Bagian 18

3K 149 2
                                    

Hal pertama yang terlihat di saat aku tersadar, dan belum membuka mata adalah suara percakapan orang-orang. Aroma menyengat dari obat-obatan sontak menyerbu masuk ke indera penciuman.

Tangisan yang memilukan hati juga terdengar menyayat di telinga, tapi anggota tubuhku terasa mati rasa. Nyaris tidak berfungsi, meski aku berjuang melebarkan kedua netra yang masih mengatup, tak ingin terbuka.

Jemariku terasa kebas, saat aku menggerakkannya untuk memastikan kehidupan masih belum lenyap dari raga. Sampai sebuah suara halus, dan menenangkan sepanjang masa meredam segala ketakutan yang mendiami dada.
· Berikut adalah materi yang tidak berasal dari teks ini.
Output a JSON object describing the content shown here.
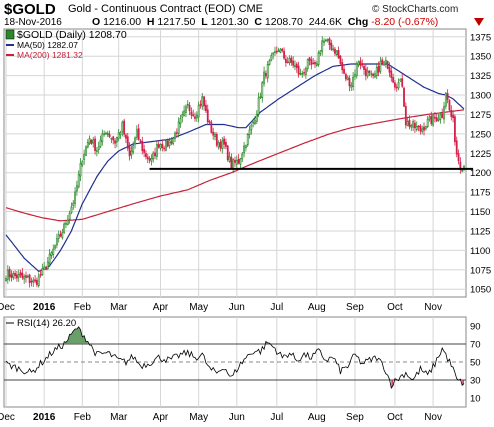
{
  "header": {
    "symbol": "$GOLD",
    "description": "Gold - Continuous Contract (EOD)  CME",
    "copyright": "© StockCharts.com",
    "date": "18-Nov-2016",
    "open_label": "O",
    "open": "1216.00",
    "high_label": "H",
    "high": "1217.50",
    "low_label": "L",
    "low": "1201.30",
    "close_label": "C",
    "close": "1208.70",
    "volume": "244.6K",
    "chg_label": "Chg",
    "chg": "-8.20 (-0.67%)"
  },
  "colors": {
    "up": "#2a8a2a",
    "down": "#d4204a",
    "ma50": "#1f2f8f",
    "ma200": "#c8203a",
    "support": "#000000",
    "rsi_line": "#000000",
    "rsi_fill_high": "#4f8f4f",
    "rsi_fill_low": "#c0304a",
    "grid": "#d6d6d6"
  },
  "chart_data": [
    {
      "type": "candlestick",
      "legend": [
        {
          "label": "$GOLD (Daily) 1208.70",
          "marker": "candle"
        },
        {
          "label": "MA(50) 1282.07",
          "color": "#1f2f8f"
        },
        {
          "label": "MA(200) 1281.32",
          "color": "#c8203a"
        }
      ],
      "ylim": [
        1040,
        1385
      ],
      "y_ticks": [
        1050,
        1075,
        1100,
        1125,
        1150,
        1175,
        1200,
        1225,
        1250,
        1275,
        1300,
        1325,
        1350,
        1375
      ],
      "x_ticks": [
        "Dec",
        "2016",
        "Feb",
        "Mar",
        "Apr",
        "May",
        "Jun",
        "Jul",
        "Aug",
        "Sep",
        "Oct",
        "Nov"
      ],
      "x_tick_positions": [
        0,
        21,
        42,
        62,
        85,
        106,
        127,
        149,
        171,
        192,
        214,
        235
      ],
      "support_level": 1205,
      "support_range": [
        79,
        257
      ],
      "close_anchors": [
        [
          0,
          1070
        ],
        [
          12,
          1063
        ],
        [
          16,
          1058
        ],
        [
          21,
          1075
        ],
        [
          26,
          1100
        ],
        [
          32,
          1130
        ],
        [
          38,
          1170
        ],
        [
          42,
          1220
        ],
        [
          46,
          1245
        ],
        [
          50,
          1230
        ],
        [
          55,
          1255
        ],
        [
          60,
          1240
        ],
        [
          64,
          1260
        ],
        [
          68,
          1220
        ],
        [
          72,
          1250
        ],
        [
          76,
          1225
        ],
        [
          80,
          1215
        ],
        [
          84,
          1238
        ],
        [
          88,
          1235
        ],
        [
          92,
          1245
        ],
        [
          96,
          1265
        ],
        [
          100,
          1285
        ],
        [
          104,
          1275
        ],
        [
          108,
          1295
        ],
        [
          112,
          1260
        ],
        [
          116,
          1240
        ],
        [
          120,
          1235
        ],
        [
          124,
          1210
        ],
        [
          128,
          1215
        ],
        [
          132,
          1240
        ],
        [
          136,
          1265
        ],
        [
          138,
          1280
        ],
        [
          142,
          1325
        ],
        [
          146,
          1345
        ],
        [
          150,
          1360
        ],
        [
          154,
          1345
        ],
        [
          158,
          1340
        ],
        [
          162,
          1325
        ],
        [
          166,
          1340
        ],
        [
          170,
          1335
        ],
        [
          174,
          1370
        ],
        [
          178,
          1365
        ],
        [
          182,
          1355
        ],
        [
          186,
          1325
        ],
        [
          190,
          1315
        ],
        [
          194,
          1345
        ],
        [
          198,
          1330
        ],
        [
          202,
          1320
        ],
        [
          206,
          1340
        ],
        [
          210,
          1340
        ],
        [
          214,
          1315
        ],
        [
          218,
          1315
        ],
        [
          220,
          1265
        ],
        [
          224,
          1260
        ],
        [
          228,
          1255
        ],
        [
          232,
          1265
        ],
        [
          236,
          1270
        ],
        [
          240,
          1275
        ],
        [
          242,
          1305
        ],
        [
          244,
          1280
        ],
        [
          246,
          1265
        ],
        [
          248,
          1225
        ],
        [
          250,
          1210
        ],
        [
          252,
          1208
        ]
      ],
      "ma50_anchors": [
        [
          0,
          1120
        ],
        [
          10,
          1090
        ],
        [
          18,
          1073
        ],
        [
          24,
          1080
        ],
        [
          30,
          1100
        ],
        [
          36,
          1125
        ],
        [
          42,
          1160
        ],
        [
          50,
          1195
        ],
        [
          56,
          1215
        ],
        [
          62,
          1228
        ],
        [
          70,
          1237
        ],
        [
          80,
          1240
        ],
        [
          90,
          1243
        ],
        [
          100,
          1252
        ],
        [
          110,
          1262
        ],
        [
          120,
          1262
        ],
        [
          128,
          1258
        ],
        [
          132,
          1258
        ],
        [
          140,
          1278
        ],
        [
          150,
          1295
        ],
        [
          160,
          1310
        ],
        [
          170,
          1325
        ],
        [
          180,
          1337
        ],
        [
          190,
          1340
        ],
        [
          200,
          1340
        ],
        [
          210,
          1340
        ],
        [
          220,
          1325
        ],
        [
          230,
          1310
        ],
        [
          238,
          1302
        ],
        [
          242,
          1300
        ],
        [
          246,
          1295
        ],
        [
          252,
          1282
        ]
      ],
      "ma200_anchors": [
        [
          0,
          1155
        ],
        [
          10,
          1148
        ],
        [
          20,
          1142
        ],
        [
          30,
          1138
        ],
        [
          42,
          1140
        ],
        [
          56,
          1150
        ],
        [
          70,
          1160
        ],
        [
          85,
          1170
        ],
        [
          100,
          1178
        ],
        [
          112,
          1190
        ],
        [
          124,
          1200
        ],
        [
          136,
          1212
        ],
        [
          150,
          1225
        ],
        [
          164,
          1238
        ],
        [
          178,
          1250
        ],
        [
          190,
          1258
        ],
        [
          204,
          1264
        ],
        [
          218,
          1270
        ],
        [
          232,
          1275
        ],
        [
          242,
          1278
        ],
        [
          252,
          1281
        ]
      ]
    },
    {
      "type": "line",
      "legend_label": "RSI(14) 26.20",
      "ylim": [
        0,
        100
      ],
      "y_ticks": [
        10,
        30,
        50,
        70,
        90
      ],
      "bands": [
        30,
        50,
        70
      ],
      "x_ticks": [
        "Dec",
        "2016",
        "Feb",
        "Mar",
        "Apr",
        "May",
        "Jun",
        "Jul",
        "Aug",
        "Sep",
        "Oct",
        "Nov"
      ],
      "rsi_anchors": [
        [
          0,
          48
        ],
        [
          8,
          42
        ],
        [
          14,
          38
        ],
        [
          20,
          50
        ],
        [
          26,
          62
        ],
        [
          32,
          70
        ],
        [
          36,
          80
        ],
        [
          39,
          88
        ],
        [
          42,
          82
        ],
        [
          46,
          70
        ],
        [
          50,
          58
        ],
        [
          56,
          60
        ],
        [
          62,
          52
        ],
        [
          66,
          50
        ],
        [
          70,
          56
        ],
        [
          74,
          46
        ],
        [
          78,
          48
        ],
        [
          84,
          55
        ],
        [
          90,
          52
        ],
        [
          96,
          58
        ],
        [
          100,
          60
        ],
        [
          104,
          55
        ],
        [
          108,
          58
        ],
        [
          112,
          42
        ],
        [
          116,
          38
        ],
        [
          120,
          45
        ],
        [
          124,
          32
        ],
        [
          128,
          45
        ],
        [
          132,
          55
        ],
        [
          136,
          62
        ],
        [
          140,
          62
        ],
        [
          144,
          72
        ],
        [
          148,
          65
        ],
        [
          152,
          55
        ],
        [
          156,
          60
        ],
        [
          160,
          52
        ],
        [
          164,
          58
        ],
        [
          168,
          55
        ],
        [
          172,
          62
        ],
        [
          176,
          52
        ],
        [
          180,
          55
        ],
        [
          184,
          40
        ],
        [
          188,
          45
        ],
        [
          192,
          58
        ],
        [
          196,
          48
        ],
        [
          200,
          52
        ],
        [
          204,
          55
        ],
        [
          208,
          45
        ],
        [
          212,
          25
        ],
        [
          216,
          32
        ],
        [
          220,
          38
        ],
        [
          224,
          30
        ],
        [
          228,
          42
        ],
        [
          232,
          35
        ],
        [
          236,
          48
        ],
        [
          240,
          65
        ],
        [
          242,
          58
        ],
        [
          246,
          42
        ],
        [
          248,
          30
        ],
        [
          252,
          26
        ]
      ],
      "last_value": 26.2
    }
  ]
}
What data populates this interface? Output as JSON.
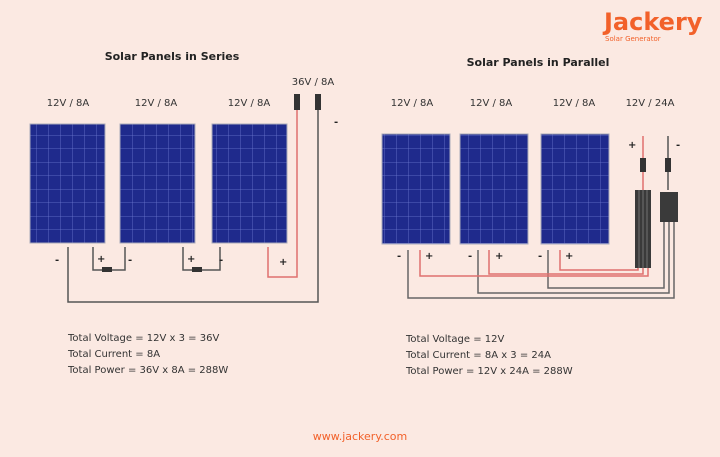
{
  "brand": {
    "name": "Jackery",
    "tagline": "Solar Generator",
    "url": "www.jackery.com",
    "color": "#f2612a"
  },
  "colors": {
    "background": "#fbe9e2",
    "panel": "#1e2a8a",
    "positive_wire": "#e0706e",
    "negative_wire": "#555555"
  },
  "series": {
    "title": "Solar Panels in Series",
    "panel_labels": [
      "12V / 8A",
      "12V / 8A",
      "12V / 8A"
    ],
    "output_label": "36V / 8A",
    "output_negative": "-",
    "terminal_plus": "+",
    "terminal_minus": "-",
    "info": [
      "Total Voltage = 12V x 3 = 36V",
      "Total Current = 8A",
      "Total Power = 36V x 8A = 288W"
    ]
  },
  "parallel": {
    "title": "Solar Panels in Parallel",
    "panel_labels": [
      "12V / 8A",
      "12V / 8A",
      "12V / 8A"
    ],
    "output_label": "12V / 24A",
    "output_plus": "+",
    "output_minus": "-",
    "terminal_plus": "+",
    "terminal_minus": "-",
    "info": [
      "Total Voltage = 12V",
      "Total Current = 8A x 3 = 24A",
      "Total Power = 12V x 24A = 288W"
    ]
  }
}
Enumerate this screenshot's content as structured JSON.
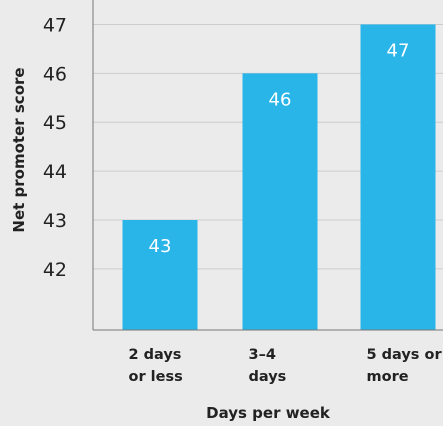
{
  "chart_data": {
    "type": "bar",
    "categories": [
      [
        "2 days",
        "or less"
      ],
      [
        "3–4",
        "days"
      ],
      [
        "5 days or",
        "more"
      ]
    ],
    "values": [
      43,
      46,
      47
    ],
    "data_labels": [
      "43",
      "46",
      "47"
    ],
    "ylabel": "Net promoter score",
    "xlabel": "Days per week",
    "yticks": [
      42,
      43,
      44,
      45,
      46,
      47
    ],
    "ylim": [
      40.75,
      47.5
    ],
    "grid": true,
    "legend": "none",
    "colors": {
      "bar": "#29b5e8",
      "grid": "#cccccc",
      "axis": "#777777",
      "background": "#ebebeb"
    }
  }
}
"Arin! Kamu bangun, Nak?" Pelukan hangat, disertai tetesan air mata yang merembes membuatku berjuang membuka kedua mata.

Semua masih terasa mengabur, wajah-wajah yang ada di hadapanku seperti berada di ruangan kaca berembun. Aku mengerjap, menyesuaikan pandangan dengan terang cahaya yang menyilaukan.

Perlahan-lahan semuanya terasa semakin jelas, dan aku melihat semua orang memasang ekspresi yang tak bisa kujabarkan.

"Akhirnya kamu sadar, Nak. Bunda khawatir terjadi apa-apa sama kamu." Bunda kembali memelukku, menumpahkan tangisan haru yang hanya kubalas dengan senyuman kaku.

Tenggorokan terasa kering, seperti ada sekat yang membatasi dinding-dindingnya.

Ayah yang berdiri di samping nakas lekas memberikan segelas air untukku. Langsung kusambut, dan menenggak isinya tanpa sisa.

"Kami semua menunggumu, Nak. Mama pikir kamu juga nggak akan bisa bertahan." Mama mertuaku menangis haru, dan semua orang kini memelukku.

"Gue kangen sama lo, Arin. Sumpah gue nggak bisa kehilangan lo." Irma mengeratkan pelukan sampai ingusnya meleleh di pakaian rumah sakit yang kukenakan.

"Gue nggak apa-apa kok. Mama, Papa, di mana Mas Alvin? Apa dia baik-baik saja?"

Wajah semua orang berubah muram, dan dadaku terasa berdenyut tidak nyaman. Terlebih saat aku menangkap kilat kesedihan di wajah Mama, dan Bunda.

"Sebaiknya kita keluar," tukas Ayah yang kini meninggalkanku bersama Bunda, dan Mama.

Setelah semua orang keluar, Mama menggenggam tanganku, sedangkan embun di sepasang netranya semakin jelas terlihat.

"Ma, ada apa?" Mama masih diam.

"Bun, ini kenapa?" Bunda juga hanya menoleh, terlihat tak ingin merangkai kalimat untuk menjelaskannya.

"Maafkan Mama, Arinda. Maaf karena nggak bisa mempertahankan kamu di sisi Alvin. Ini sudah jalannya, Nak." Titik air mata menderas di tebing pipi wanita setengah baya yang selalu kupuja ini.

"A-apa maksud, Mama?"

"Ini. Ini yang Alvin titipkan untuk kamu, Nak. Maafkan Mama jika selama ini anak Mama nggak bisa ngasih kamu kebahagiaan." Sebuah surat di dalam amplop cokelat kuterima dengan tangan gemetar.

Aku menariknya perlahan, dan mulai membaca isinya. Sesuatu dalam diriku seakan direnggut paksa, saat kata-kata formal yang tertulis menyayatkan lara. Perih semakin mengiris saat keputusan lelaki itu adalah menceraikanku.

Napasku tersengal, pelupuk mata mulai basah oleh air mata yang menggenang. Aku meremas surat perceraian itu hingga remuk, sama seperti hatiku yang patah berkeping-keping.

Teganya lelaki itu meninggalkanku. Setelah melemparkan berjuta lara, dan juga meninggalkan bias cinta yang masih membekas hingga sekarang. Hatiku telah lantak, diterjang tsunami yang memporak-porandakan.

Terasa sesak mendiami dada, hingga aku kehilangan suara untuk bicara. Mataku masih nyalang menatap daun pintu, berharap bayangnya hadir menjadi penenang, tapi nyatanya semua telah lebur bersama kenangan menyakitkan.